FTC Commissioner Josh Wright pens an incredibly important dissent in the FTC’s recent Ardagh/Saint-Gobain merger review.
At issue is how pro-competitive efficiencies should be considered by the agency under the Merger Guidelines.
As Josh notes, the core problem is the burden of proof:
Merger analysis is by its nature a predictive enterprise. Thinking rigorously about probabilistic assessment of competitive harms is an appropriate approach from an economic perspective. However, there is some reason for concern that the approach applied to efficiencies is deterministic in practice. In other words, there is a potentially dangerous asymmetry from a consumer welfare perspective of an approach that embraces probabilistic prediction, estimation, presumption, and simulation of anticompetitive effects on the one hand but requires efficiencies to be proven on the other.
In the summer of 1995, I spent a few weeks at the FTC. It was the end of the summer and nearly the entire office was on vacation, so I was left dealing with the most arduous tasks. In addition to fielding calls from Joe Sims prodding the agency to finish the Turner/Time Warner merger consent, I also worked on early drafting of the efficiencies defense, which was eventually incorporated into the 1997 Merger Guidelines revision.

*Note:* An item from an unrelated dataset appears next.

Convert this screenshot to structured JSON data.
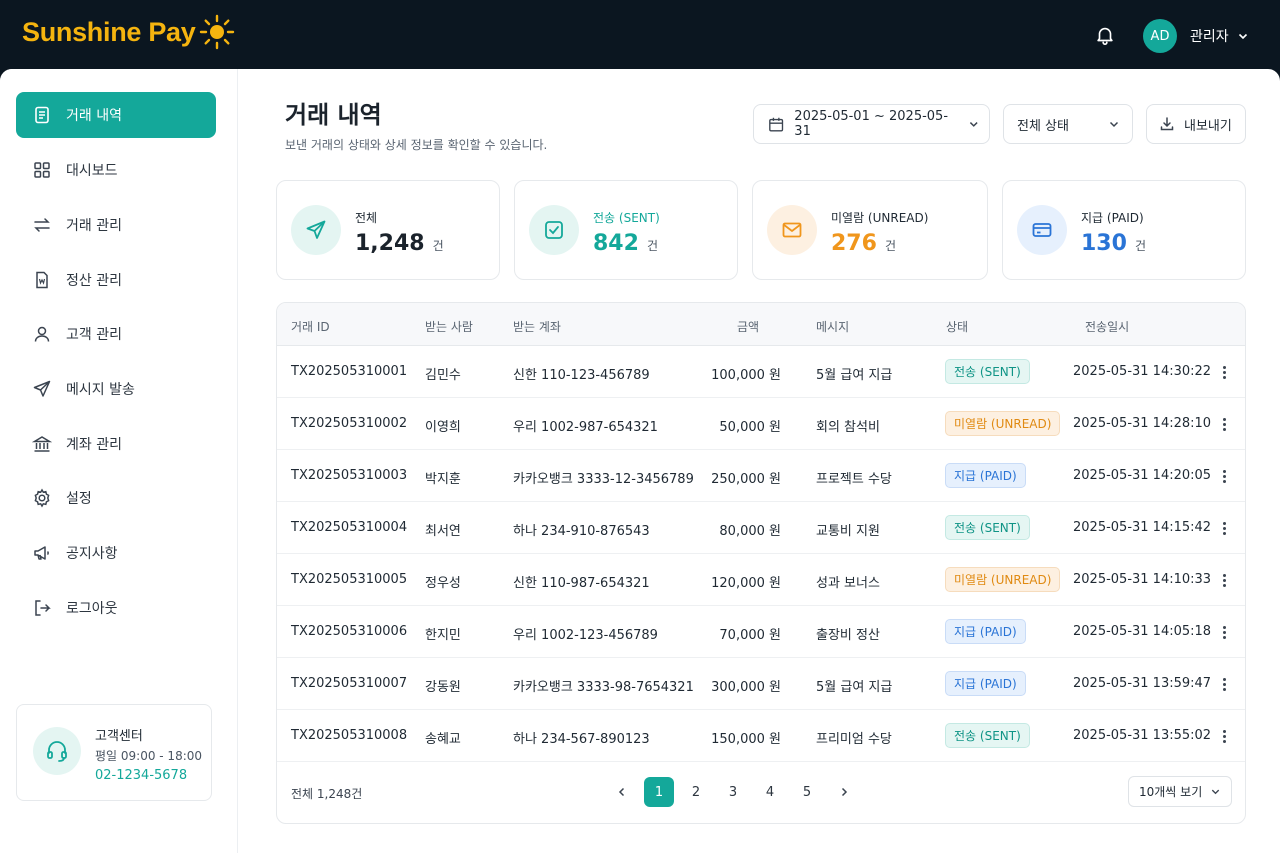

The efficiencies defense was added to the Guidelines specifically to correct a defect of the pre-1997 Guidelines era in which
It is unlikely that efficiencies were recognized as an antitrust defense…. Even if efficiencies were thought to have a significant impact on the outcome of the case, the 1984 Guidelines stated that the defense should be based on “clear and convincing” evidence. Appeals Court Judge and former Assistant Attorney General for Antitrust Ginsburg has recently called reaching this standard “well-nigh impossible.” Further, even if defendants can meet this level of proof, only efficiencies in the relevant anticompetitive market may count.
The clear intention was to ensure better outcomes by ensuring that net pro-competitive mergers wouldn’t be thwarted. But even under the 1997 (and still under the 2010) Guidelines,
the merging firms must substantiate efficiency claims so that the Agency can verify by reasonable means the likelihood and magnitude of each asserted efficiency, how and when each would be achieved (and any costs of doing so), how each would enhance the merged firm’s ability and incentive to compete, and why each would be merger-specific. Efficiency claims will not be considered if they are vague or speculative or otherwise cannot be verified by reasonable means.
The 2006 Guidelines Commentary further supports the notion that the parties bear a substantial burden of demonstrating efficiencies.
As Josh notes, however:
Efficiencies, like anticompetitive effects, cannot and should not be presumed into existence. However, symmetrical treatment in both theory and practice of evidence proffered to discharge the respective burdens of proof facing the agencies and merging parties is necessary for consumer?welfare based merger policy
There is no economic basis for demanding more proof of claimed efficiencies than of claimed anticompetitive harms. And the Guidelines since 1997 were (ostensibly) drafted in part precisely to ensure that efficiencies were appropriately considered by the agencies (and the courts) in their enforcement decisions.
But as Josh notes, this has not really been the case, much to the detriment of consumer-welfare-enhancing merger review:
To the extent the Merger Guidelines are interpreted or applied to impose asymmetric burdens upon the agencies and parties to establish anticompetitive effects and efficiencies, respectively, such interpretations do not make economic sense and are inconsistent with a merger policy designed to promote consumer welfare. Application of a more symmetric standard is unlikely to allow, as the Commission alludes to, the efficiencies defense to “swallow the whole of Section 7 of the Clayton Act.” A cursory read of the cases is sufficient to put to rest any concerns that the efficiencies defense is a mortal threat to agency activity under the Clayton Act. The much more pressing concern at present is whether application of asymmetric burdens of proof in merger review will swallow the efficiencies defense.
It benefits consumers to permit mergers that offer efficiencies that offset presumed anticompetitive effects. To the extent that the agencies, as in the Ardagh/Saint-Gobain merger, discount efficiencies evidence relative to their treatment of anticompetitive effects evidence, consumers will be harmed and the agencies will fail to fulfill their mandate.
This is an enormously significant issue, and Josh should be widely commended for raising it in this case. With luck it will spur a broader discussion and, someday, a more appropriate treatment in the Guidelines and by the agencies of merger efficiencies.